Mit dem Einsatzkommando nach Österreich
Friedrich (Fritz) Polte stammte aus Niedersachsen. Mit dem „Anschluss“ 1938 kommt er nach Wien als Mitglied des „Einsatzkommandos Österreich“. Dessen Auftrag war das Verhaften und Ausschalten von politisch aktiven Katholiken, Kommunisten, Sozialdemokraten, Freimaurern und vor allem Juden – das erfolgte in Zusammenarbeit von SD und Gestapo.

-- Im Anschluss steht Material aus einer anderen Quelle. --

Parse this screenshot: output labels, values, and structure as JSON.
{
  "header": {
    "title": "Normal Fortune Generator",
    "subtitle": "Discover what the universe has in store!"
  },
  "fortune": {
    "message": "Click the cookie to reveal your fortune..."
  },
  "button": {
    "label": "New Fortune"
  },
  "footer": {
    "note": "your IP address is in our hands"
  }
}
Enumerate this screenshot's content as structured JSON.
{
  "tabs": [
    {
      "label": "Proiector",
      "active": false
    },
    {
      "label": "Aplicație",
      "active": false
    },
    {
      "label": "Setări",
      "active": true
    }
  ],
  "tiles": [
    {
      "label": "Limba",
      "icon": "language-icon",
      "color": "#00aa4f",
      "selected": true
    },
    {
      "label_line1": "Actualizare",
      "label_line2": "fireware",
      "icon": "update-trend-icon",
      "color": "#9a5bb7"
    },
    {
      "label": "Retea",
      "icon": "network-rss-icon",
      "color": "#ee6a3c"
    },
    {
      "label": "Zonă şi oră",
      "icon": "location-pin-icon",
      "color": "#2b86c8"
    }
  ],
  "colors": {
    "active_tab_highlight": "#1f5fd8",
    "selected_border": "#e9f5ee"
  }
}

1939 unterzeichnet Polte den SD-Bericht an die Reichsführung über die Novemberpogrome in der Ostmark – von den Nazis Reichskristallnacht genannt. „Binnen 3 Stunden waren sämtliche Synagogen Wiens, 42 Synagogen, in Brand gesetzt oder zerstört“, steht da. Und, besonders tragisch: „Seit Beginn der Aktionen in Wien sollen von den Juden etwa 680 Selbstmorde verübt worden sein.“
Ein liebevoller Vater
In Wien lernt Polte seine Ehefrau Traudl kennen. Im Oktober 1940 kommt im SS-Heim „Lebensborn Wienerwald“ das erste Kind zur Welt, Almut, die Mutter von ORF-Redakteur Bernt Koschuh. Die Eltern nennen sie „Hasi“ und kümmern sich liebevoll um sie. Fritz Polte schreibt – auch noch als die Tochter älter ist - fleißig in ein Kinder-Tagebuch:
„Hasi sagt viel Bitte und Danke. Das Verabschieden ist immer sehr nach Etikette - vom Baba, Handi-Geben, Heil Hitler! das sie längst, und zwar von selbst kann - bis zum Bussi wird alles durchprobiert. Die Verabschiedung von mir morgens geschieht so: erst große Verabschiedung an der Tür. Dann rennt sie zur Treppe und ruft immer lauter winkend: Fenster! Vom Fenster erfolgt dann der letzte Abschied - oder vom Balkon. - Wehe, wenn Vati das vergisst!“
„Vollstes Verständnis für die Judenaktion“
An den Judendeportationen aus Wien 1939 und 1941 war Polte zwar nicht unmittelbar beteiligt, er hat in einem Aktenvermerk aber geschrieben: „Für die meisten Sonderaktionen hätten wir ja vollstes Verständnis und würden sogar gerne dabei mitmachen. Dies gilt zB für die Judenaktion.“ Recherchen im österreichischen Staatsarchiv ergeben: Eine zentrale Aufgabe des SD-Leitabschnitts in Wien war es, Juden zu tyrannisieren und zu gängeln, um ihnen das Leben in der Ostmark unmöglich zu machen. Ein Beitrag zur Vertreibung.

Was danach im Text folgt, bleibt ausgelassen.